Время шло, а между тем мое плачевное положение еще более усугубилось, и вот почему. Отец начал высылать мне деньги, но я в письме, поблагодарив его, просил ограничиться лишь оплатой учения. Я прекрасно знал, что отцу приходится туго: зрение его ухудшалось, семья росла, а за год, прошедший после разгрома мастерской, дела мало поправлялись. Семье грозила бедность. Мне не хотелось быть обузой для родных, да и кто в шестнадцать лет не спешит стать самостоятельным? Нет худа без добра: невзгоды московской жизни быстро научили меня надеяться на самого себя и... на свою скрипку.
И вот однажды я, оказавшись в конце концов без копейки в кармане, собрал пять-шесть знакомых мне учеников консерватории и предложил организовать небольшой оркестр. Предложение встретили с восторгом.

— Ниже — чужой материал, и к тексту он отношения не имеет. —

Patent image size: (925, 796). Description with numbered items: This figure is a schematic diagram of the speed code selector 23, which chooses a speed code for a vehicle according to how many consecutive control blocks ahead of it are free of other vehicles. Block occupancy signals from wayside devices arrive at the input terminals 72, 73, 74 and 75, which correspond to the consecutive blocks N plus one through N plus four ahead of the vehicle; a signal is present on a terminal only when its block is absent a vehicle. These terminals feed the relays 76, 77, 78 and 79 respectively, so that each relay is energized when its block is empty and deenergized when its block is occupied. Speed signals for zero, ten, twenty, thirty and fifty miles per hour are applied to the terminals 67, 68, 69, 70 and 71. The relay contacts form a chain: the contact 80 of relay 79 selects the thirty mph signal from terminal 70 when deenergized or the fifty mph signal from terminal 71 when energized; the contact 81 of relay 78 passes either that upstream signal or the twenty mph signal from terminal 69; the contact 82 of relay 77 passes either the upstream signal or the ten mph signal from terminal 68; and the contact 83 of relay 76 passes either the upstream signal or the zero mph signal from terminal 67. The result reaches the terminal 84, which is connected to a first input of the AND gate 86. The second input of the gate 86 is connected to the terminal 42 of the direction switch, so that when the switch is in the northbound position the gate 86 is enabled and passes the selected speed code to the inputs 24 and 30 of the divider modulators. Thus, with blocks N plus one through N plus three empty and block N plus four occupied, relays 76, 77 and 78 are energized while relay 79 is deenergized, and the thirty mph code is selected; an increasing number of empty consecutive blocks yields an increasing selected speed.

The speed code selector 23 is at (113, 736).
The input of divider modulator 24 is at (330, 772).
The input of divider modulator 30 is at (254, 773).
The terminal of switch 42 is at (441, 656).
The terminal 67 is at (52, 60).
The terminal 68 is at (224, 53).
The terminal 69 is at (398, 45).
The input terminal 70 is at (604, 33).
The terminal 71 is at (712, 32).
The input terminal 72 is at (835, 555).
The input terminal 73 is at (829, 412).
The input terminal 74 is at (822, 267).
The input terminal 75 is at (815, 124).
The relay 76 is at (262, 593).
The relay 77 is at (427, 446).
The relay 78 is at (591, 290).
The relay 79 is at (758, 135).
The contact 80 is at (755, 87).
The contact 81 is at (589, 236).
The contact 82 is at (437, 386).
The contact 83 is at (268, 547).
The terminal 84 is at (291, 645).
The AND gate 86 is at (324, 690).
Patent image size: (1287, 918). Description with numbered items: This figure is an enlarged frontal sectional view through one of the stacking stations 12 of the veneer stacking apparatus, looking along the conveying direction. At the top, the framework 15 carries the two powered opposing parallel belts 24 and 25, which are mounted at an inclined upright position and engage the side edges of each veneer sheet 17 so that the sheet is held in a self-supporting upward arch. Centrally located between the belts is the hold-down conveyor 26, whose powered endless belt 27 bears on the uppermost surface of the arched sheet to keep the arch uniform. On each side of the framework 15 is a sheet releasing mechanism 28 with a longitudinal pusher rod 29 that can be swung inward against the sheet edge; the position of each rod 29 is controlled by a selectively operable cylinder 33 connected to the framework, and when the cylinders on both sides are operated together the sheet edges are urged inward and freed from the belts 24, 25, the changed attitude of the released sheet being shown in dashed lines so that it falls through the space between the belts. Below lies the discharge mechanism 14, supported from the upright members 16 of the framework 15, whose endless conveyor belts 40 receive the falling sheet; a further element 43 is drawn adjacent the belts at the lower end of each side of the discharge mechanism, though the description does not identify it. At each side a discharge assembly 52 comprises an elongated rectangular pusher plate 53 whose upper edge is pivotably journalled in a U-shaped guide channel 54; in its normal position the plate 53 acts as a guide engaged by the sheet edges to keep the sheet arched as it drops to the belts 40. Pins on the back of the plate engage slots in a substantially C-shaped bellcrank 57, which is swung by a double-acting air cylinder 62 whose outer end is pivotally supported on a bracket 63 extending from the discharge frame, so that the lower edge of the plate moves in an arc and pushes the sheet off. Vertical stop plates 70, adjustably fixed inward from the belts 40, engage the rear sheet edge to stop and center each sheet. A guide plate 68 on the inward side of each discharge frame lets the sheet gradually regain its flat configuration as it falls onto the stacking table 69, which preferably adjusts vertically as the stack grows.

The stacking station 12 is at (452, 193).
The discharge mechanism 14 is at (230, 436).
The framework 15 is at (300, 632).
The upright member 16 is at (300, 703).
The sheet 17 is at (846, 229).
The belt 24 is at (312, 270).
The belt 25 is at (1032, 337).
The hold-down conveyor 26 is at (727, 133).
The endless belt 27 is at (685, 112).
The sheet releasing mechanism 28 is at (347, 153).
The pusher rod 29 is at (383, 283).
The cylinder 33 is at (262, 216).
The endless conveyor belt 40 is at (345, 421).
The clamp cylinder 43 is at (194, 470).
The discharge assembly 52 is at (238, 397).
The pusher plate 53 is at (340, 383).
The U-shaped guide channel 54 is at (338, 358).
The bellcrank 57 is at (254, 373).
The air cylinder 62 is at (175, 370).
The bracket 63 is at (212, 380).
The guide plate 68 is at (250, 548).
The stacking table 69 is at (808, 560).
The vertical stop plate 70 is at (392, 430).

Сложившийся ансамбль включал две первые скрипки, одну вторую, виолончель и фортепиано.
Я взял на себя руководство репетициями, составление программ, а во время исполнения был «стоячим скрипачом»: вел оркестр и солировал. Обзавелись нотами из консерваторской библиотеки, причем репертуар подобрали самый разнообразный, где, яаряду с бытовавшими тогда популярными мелодиями, вальсами и тому подобным, были отрывки из оркестровой оперной музыки, танцы из известных балетов, ряд пьес для скрипки с аккомпанементом.
После нескольких репетиций мы отправились на своего рода «биржу» для музыкантов.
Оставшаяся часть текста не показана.